Creative Data: Exploring intersections of Data and Community with Neighbors Helping Neighbors on the Main Line
Semester: Fall 2024
Course Instructor: Darlyne Bailey
Field Site: Neighbors Helping Neighbors
Field Supervisor: Muneera Walker & Rachael Omansky Chou
Praxis Poster:
ARJ_Creative Data_Combined_Reduced
Further Context:
Neighbors Helping Neighbors (NHN) on the Main Line is a grassroots organization supporting underrepresented communities and youth in the Greater Philadelphia region. One of the three cornerstone initiatives of NHN programming is their Education Empowerment work. During the school year an important part of this work takes place during their Homework Club which provides Free in-person after-school homework help and healthy snacks, Monday through Thursday. Tutors include retired teachers and students from Haverford and Bryn Mawr Colleges. Our praxis project focused on collecting and analyzing data to both qualitatively and quantitatively measure the success of the NHN Homework Club program. We aimed to understand and illustrate how NHN’s efforts effectively support their participants’ academic success, using both qualitative insights and quantitative metrics.
We had to redefine the project several times as we had to be particularly careful about the data we were collecting since the work we were doing was with children; permission forms and ethics, and protecting privacy were especially important. Defining those rules and making sure we understood those parameters took some exploration and help from our mentors.
Next, understanding how to best frame our survey questions to present information in a format that the children would connect to was challenging. After two days of implementing paper surveys with lukewarm reception, we were inspired by a class reading to pursue a community data collection method called photovoice. Making data collection FUN drastically changed the levels of excitement in participating – no participant opted out, and several tried very hard to convince us to take the survey twice so they could take additional photos.
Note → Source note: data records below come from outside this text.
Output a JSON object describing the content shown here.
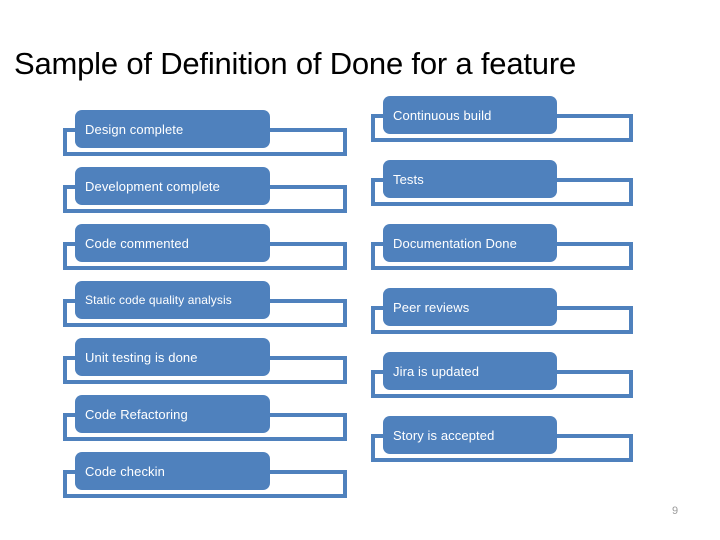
{
  "slide": {
    "title": "Sample of Definition of Done for a feature",
    "page_number": "9",
    "accent_color": "#4F81BD",
    "title_color": "#000000",
    "label_color": "#FFFFFF",
    "page_number_color": "#9A9A9A",
    "background_color": "#FFFFFF"
  },
  "columns": {
    "left": {
      "items": [
        {
          "label": "Design complete"
        },
        {
          "label": "Development complete"
        },
        {
          "label": "Code commented"
        },
        {
          "label": "Static code quality analysis"
        },
        {
          "label": "Unit testing is done"
        },
        {
          "label": "Code Refactoring"
        },
        {
          "label": "Code checkin"
        }
      ]
    },
    "right": {
      "items": [
        {
          "label": "Continuous build"
        },
        {
          "label": "Tests"
        },
        {
          "label": "Documentation Done"
        },
        {
          "label": "Peer reviews"
        },
        {
          "label": "Jira is updated"
        },
        {
          "label": "Story is accepted"
        }
      ]
    }
  }
}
Finally, data sorting, labeling, and interpretation are the biggest remaining chunks of work that our team is left with, and in retrospect, we think collecting the data should have been half the project and an entire separate semester could have been dedicated to sorting and interpreting the data.
Our Creative Data team is left still wanting to better understand how to represent and communicate the data we have collected to clearly define next steps, maybe not for our project, but to leave the work we have done in a better place for another project to be able to use the photos and paper surveys as a foundation for their own photovoice work with NHN. One semester was just too short a timeline to accomplish a project of this scope. Our group’s final step will be the sorting and labelling all of the images that we collected with their corresponding descriptions collected verbally from the children as the photos were taken. Following this, we hope the photos could be used as tools in a series of discussions at NHN to find themes and meanings, perhaps using the 10S Framework, and drawing inspiration from the Photovoice project and the teachings of Paulo Freire.